Nessa jornada de mudanças, o pai, Vincent (Vincent Lindon), é um homem que tem dificuldades para lidar com o envelhecimento do seu corpo e com o desaparecimento de seu filho. O retorno de Adrien preenche algum vazio dentro dele, mesmo que ele saiba que aquele não é realmente seu filho. É como se os dois estivessem servindo à alguma função nessa relação. Alexia, que nunca teve uma relação amorosa com seu pai, encontra em Vincent uma figura de amor e Vincent, que sempre sentiu saudades do filho, encontra em Alexia a chance de curar esse luto, uma nova chance para amar e cuidar de alguém como fazia com Adrien.



Entre os outros trabalhos da diretora, Titane é o filme que mais explora as nuances da masculinidade, não focando apenas no feminino. Algumas cenas no corpo de bombeiros me remetem a outro longa de Claire Denis, Bom Trabalho (1999), que também lida com questões do masculino. Apesar de toda a violência e horror do filme, vemos nessa segunda parte uma história mais profunda e íntima, que questiona as falsas armaduras da masculinidade, trazendo vulnerabilidade para aqueles personagens, e que também é uma história sobre amor e aceitação que perpassa o gênero. Não importa para Vincent quem Alexia é, mulher ou homem, importa que a presença dela preenche um vazio em sua vida. Para Alexia, assumir uma nova persona foi o caminho para encontrar a conexão humana que nunca teve com o pai, se sentir aceita e de, eventualmente, aprender a amar o bebê que carregava.

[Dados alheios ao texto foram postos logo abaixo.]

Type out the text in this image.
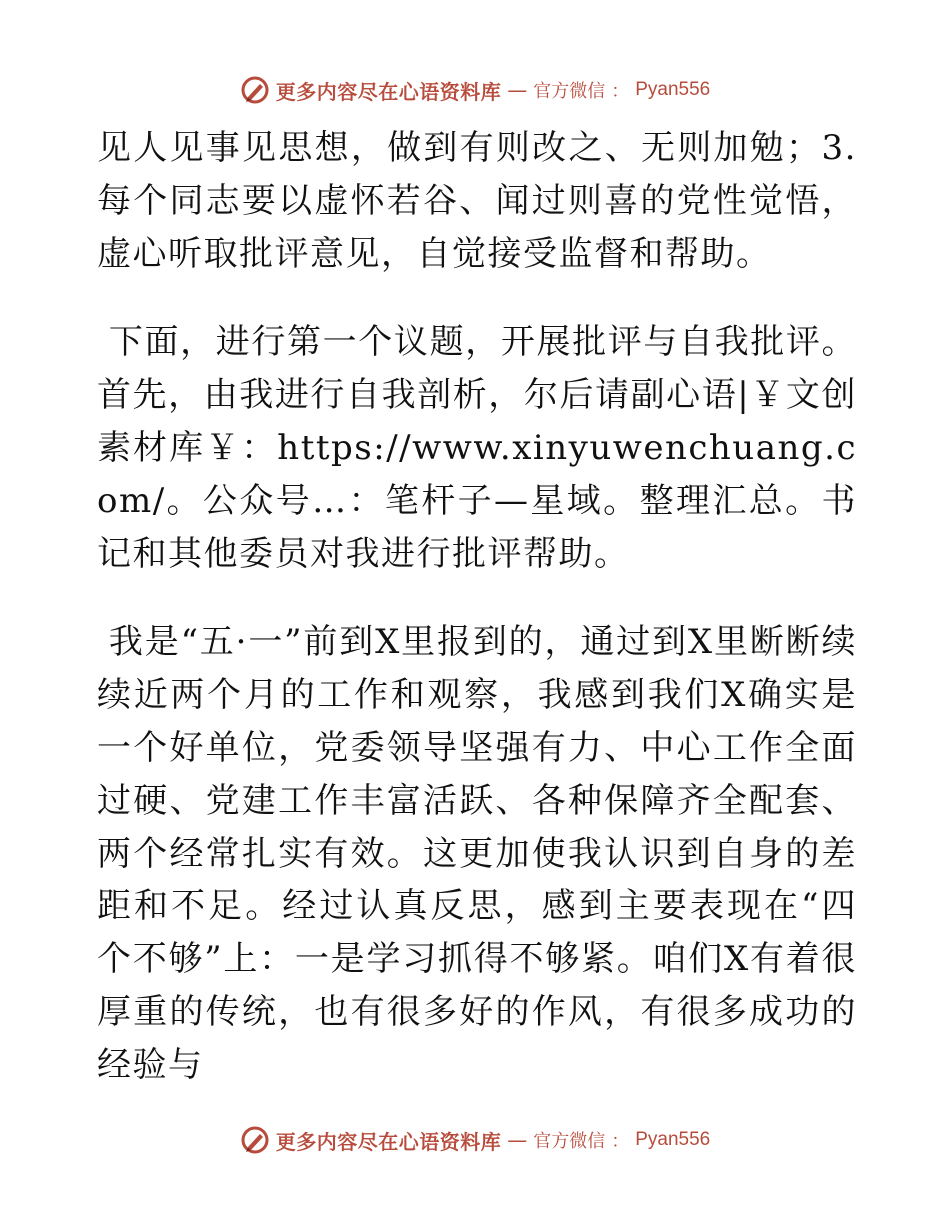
更多内容尽在心语资料库 — 官方微信 ： Pyan556

见人见事见思想，做到有则改之、无则加勉；3.每个同志要以虚怀若谷、闻过则喜的党性觉悟，虚心听取批评意见，自觉接受监督和帮助。

下面，进行第一个议题，开展批评与自我批评。首先，由我进行自我剖析，尔后请副心语|￥文创素材库￥：https://www.xinyuwenchuang.com/。公众号…：笔杆子—星域。整理汇总。书记和其他委员对我进行批评帮助。

我是“五·一”前到X里报到的，通过到X里断断续续近两个月的工作和观察，我感到我们X确实是一个好单位，党委领导坚强有力、中心工作全面过硬、党建工作丰富活跃、各种保障齐全配套、两个经常扎实有效。这更加使我认识到自身的差距和不足。经过认真反思，感到主要表现在“四个不够”上：一是学习抓得不够紧。咱们X有着很厚重的传统，也有很多好的作风，有很多成功的经验与

更多内容尽在心语资料库 — 官方微信 ： Pyan556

Mas, como ainda estamos falando de um filme de horror, o corpo de Alexia se deteriora cada vez mais com a gravidez até chegar ao momento do parto, quando sua pele se rompe ainda mais, revelando seu interior metálico. Sentimos novamente a angústia, o cinema que extrapola a tela e é sentido na pele, enquanto o corpo da personagem se destrói para dar a vida a um bebê com coluna de titânio, um amor que nasce no meio do horror, das dores, tristezas e angústias, que mata a mãe e traz um novo afeto para a vida de Vincent.

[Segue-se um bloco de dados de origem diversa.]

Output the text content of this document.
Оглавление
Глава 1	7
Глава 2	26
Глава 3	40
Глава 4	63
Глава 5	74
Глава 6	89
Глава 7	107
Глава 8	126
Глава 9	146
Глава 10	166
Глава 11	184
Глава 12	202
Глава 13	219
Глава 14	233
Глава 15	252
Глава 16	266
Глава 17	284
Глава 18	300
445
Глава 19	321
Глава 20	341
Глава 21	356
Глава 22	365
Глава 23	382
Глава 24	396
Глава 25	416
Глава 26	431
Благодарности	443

Seja em Grave ou em Titane, as personagens de Ducournau não estão aqui para agradar aquele que sempre foi o principal detentor do olhar no cinema: o homem. As mulheres em seus filmes são monstruosas, capazes de atitudes cruéis e não servem ao olhar masculino e sim a elas mesmas. Elas não são vítimas dos homens e sim do que é natural e sobrenatural dentro do universo feminino (o amadurecimento sexual e a maldição canibal em Grave | a gravidez e a relação com carros em Titane).


Alexia podia estar em um ambiente que a sexualizava, mas sua dança sensual com o carro só servia a seu próprio desejo e o homem que cruzou seu caminho achando que poderia se aproveitar dela acabou morto. Os corpos aqui são o que são, corpos, e não são filmados com o intuito de satisfazer um olhar, eles tem um propósito dentro da narrativa e servem aos desejos, e às dores, de suas personagens.

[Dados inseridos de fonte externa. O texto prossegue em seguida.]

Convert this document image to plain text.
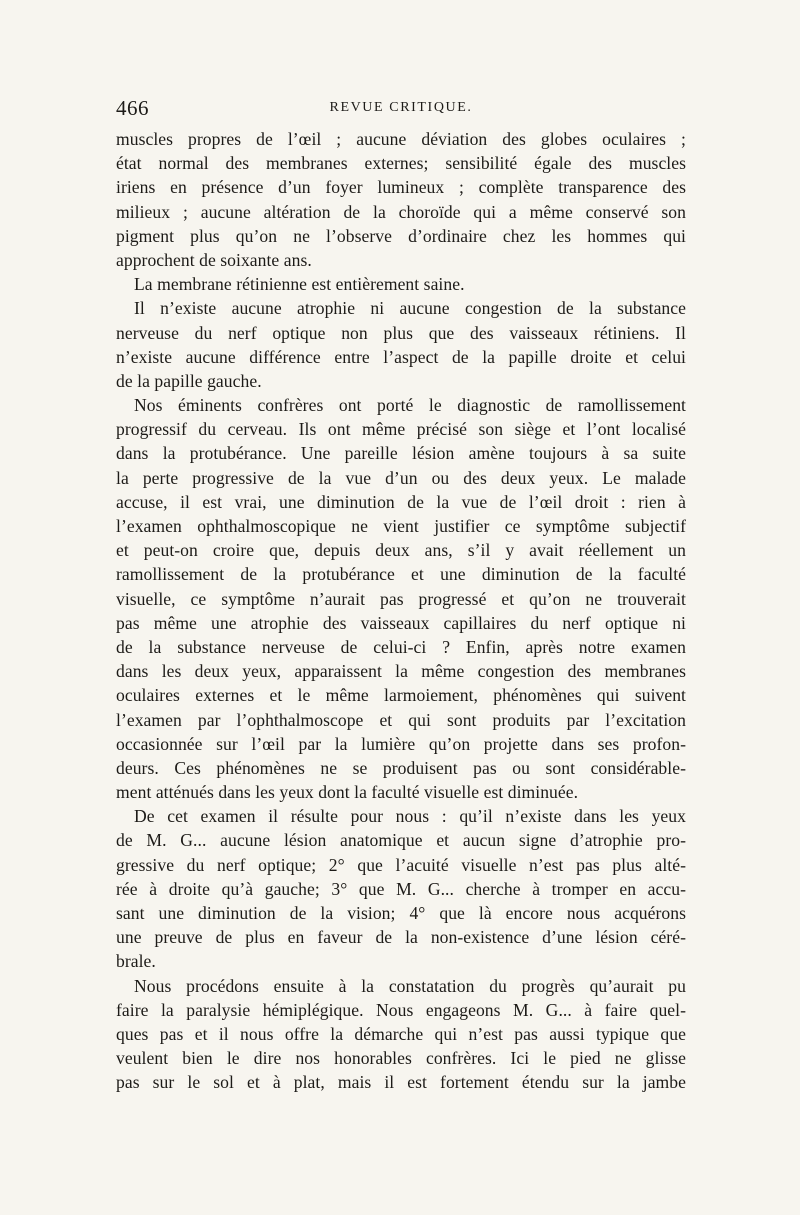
466	REVUE CRITIQUE.
muscles propres de l’œil ; aucune déviation des globes oculaires ;
état normal des membranes externes; sensibilité égale des muscles
iriens en présence d’un foyer lumineux ; complète transparence des
milieux ; aucune altération de la choroïde qui a même conservé son
pigment plus qu’on ne l’observe d’ordinaire chez les hommes qui
approchent de soixante ans.
La membrane rétinienne est entièrement saine.
Il n’existe aucune atrophie ni aucune congestion de la substance
nerveuse du nerf optique non plus que des vaisseaux rétiniens. Il
n’existe aucune différence entre l’aspect de la papille droite et celui
de la papille gauche.
Nos éminents confrères ont porté le diagnostic de ramollissement
progressif du cerveau. Ils ont même précisé son siège et l’ont localisé
dans la protubérance. Une pareille lésion amène toujours à sa suite
la perte progressive de la vue d’un ou des deux yeux. Le malade
accuse, il est vrai, une diminution de la vue de l’œil droit : rien à
l’examen ophthalmoscopique ne vient justifier ce symptôme subjectif
et peut-on croire que, depuis deux ans, s’il y avait réellement un
ramollissement de la protubérance et une diminution de la faculté
visuelle, ce symptôme n’aurait pas progressé et qu’on ne trouverait
pas même une atrophie des vaisseaux capillaires du nerf optique ni
de la substance nerveuse de celui-ci ? Enfin, après notre examen
dans les deux yeux, apparaissent la même congestion des membranes
oculaires externes et le même larmoiement, phénomènes qui suivent
l’examen par l’ophthalmoscope et qui sont produits par l’excitation
occasionnée sur l’œil par la lumière qu’on projette dans ses profon-
deurs. Ces phénomènes ne se produisent pas ou sont considérable-
ment atténués dans les yeux dont la faculté visuelle est diminuée.
De cet examen il résulte pour nous : qu’il n’existe dans les yeux
de M. G... aucune lésion anatomique et aucun signe d’atrophie pro-
gressive du nerf optique; 2° que l’acuité visuelle n’est pas plus alté-
rée à droite qu’à gauche; 3° que M. G... cherche à tromper en accu-
sant une diminution de la vision; 4° que là encore nous acquérons
une preuve de plus en faveur de la non-existence d’une lésion céré-
brale.
Nous procédons ensuite à la constatation du progrès qu’aurait pu
faire la paralysie hémiplégique. Nous engageons M. G... à faire quel-
ques pas et il nous offre la démarche qui n’est pas aussi typique que
veulent bien le dire nos honorables confrères. Ici le pied ne glisse
pas sur le sol et à plat, mais il est fortement étendu sur la jambe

Com tudo isso, vemos o amadurecimento da diretora que traz todos os elementos já presentes em Junior e Grave de uma forma mais consciente em Titane. É um cinema de e sobre corpo, sobre as mudanças e adaptações que nossa pele enfrenta e as dores e feridas que carregamos por consequência. Nesse último trabalho, Ducournau parece ter total controle de sua direção e do que quer provocar em nós. Muito além do choque, o filme tem algo a dizer e nos fazer sentir, seja bom ou desconfortável, Titane não se preocupa em agradar ninguém.


Titane está disponível com exclusividade na Mubi.